Die NGG plant, die Verhandlungen in der Woche nach dem Eröffnungsspiel der Fußball-Weltmeisterschaft aufzunehmen. Zu ihren Forderungen gehört eine sechsprozentige Gehaltserhöhung, die für eine vollzeitbeschäftigte Fachkraft in der Küche oder im Service mindestens 164 Euro mehr im Monat bedeuten würde.
Ina Korte-Grimberg von der NGG warnte Arbeitgeber davor, während des Turniers auf dem Rücken der Beschäftigten zu sparen. Sie rief Restaurantbetreiber dazu auf, Mitarbeiter nicht zu übermäßigen Überstunden während der WM-Schichten zu zwingen. Korte-Grimberg betonte zudem, dass jede zusätzliche Arbeitsstunde bezahlt werden müsse.

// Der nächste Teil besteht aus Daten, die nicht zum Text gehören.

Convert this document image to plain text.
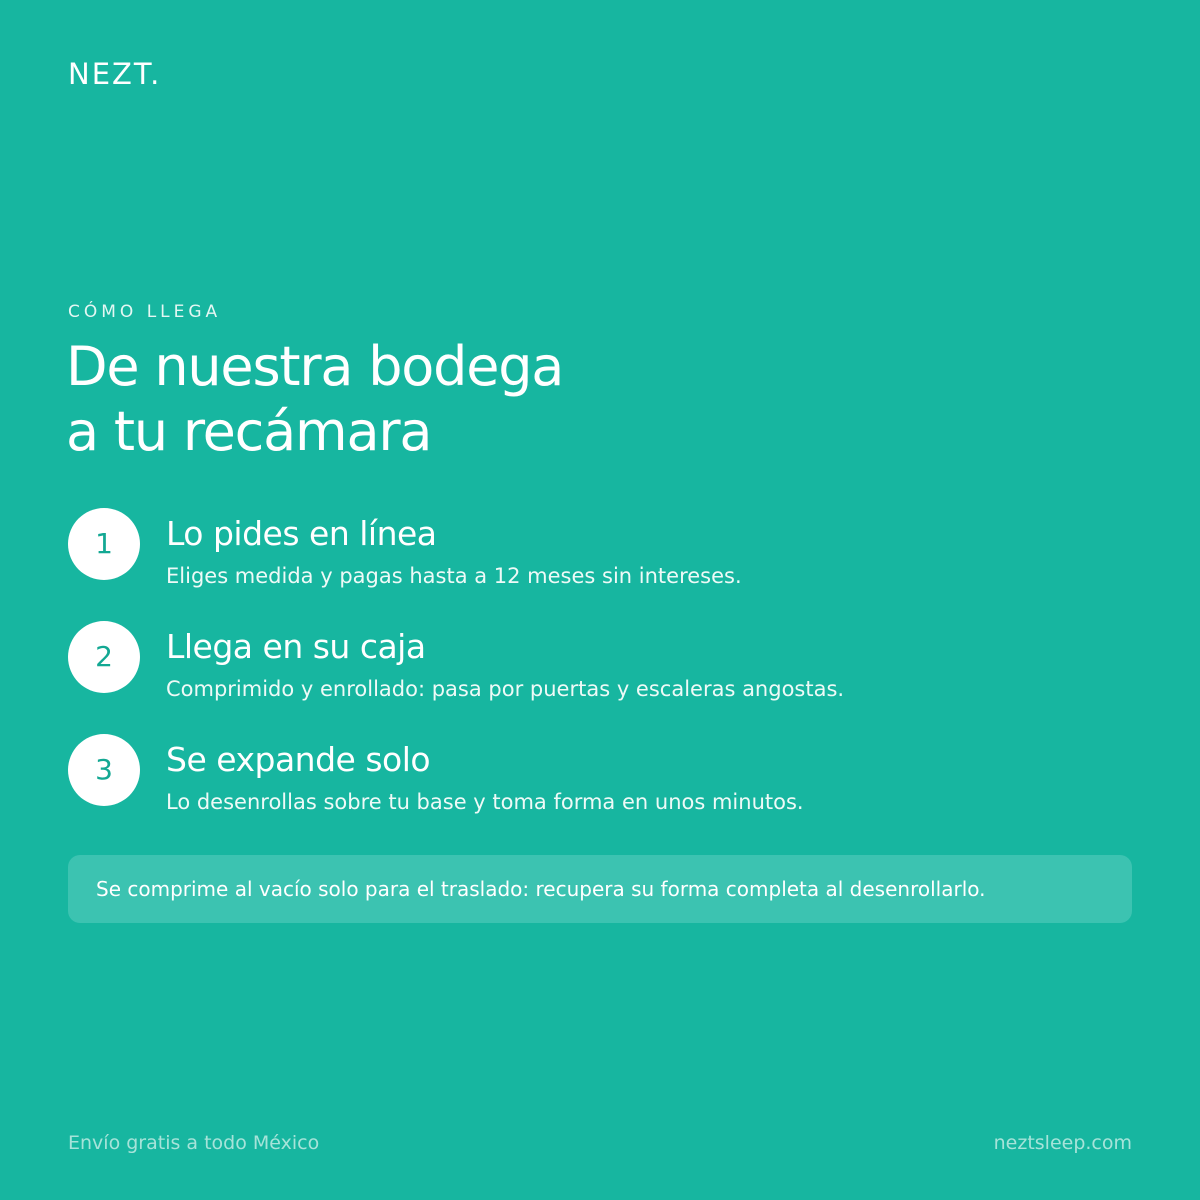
NEZT.
CÓMO LLEGA
De nuestra bodega
a tu recámara
1	Lo pides en línea
Eliges medida y pagas hasta a 12 meses sin intereses.
2	Llega en su caja
Comprimido y enrollado: pasa por puertas y escaleras angostas.
3	Se expande solo
Lo desenrollas sobre tu base y toma forma en unos minutos.
Se comprime al vacío solo para el traslado: recupera su forma completa al desenrollarlo.
Envío gratis a todo México	neztsleep.com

Die Gewerkschaft fordert, dass Gaststätten für Stoßzeiten während der Spiele zusätzliches Personal einstellen, um eine „Überstunden-WM“ zu vermeiden. Arbeitgeber müssten bei der Dienstplangestaltung auch die Bedürfnisse von Beschäftigten mit Betreuungspflichten oder familiären Verpflichtungen berücksichtigen. Korte-Grimberg hofft, dass der DEHOGA fair verhandelt und sich während des Turniers kein Eigentor leistet.
Die NGG wird sich während der WM für bessere Bezahlung und faire Arbeitsbedingungen einsetzen. Die Verhandlungen mit dem DEHOGA werden zeigen, ob die Beschäftigten im Gastgewerbe die geforderte Lohnerhöhung erhalten. Das Ergebnis wird Tausende Arbeitnehmer in Restaurants und Bars der Region betreffen.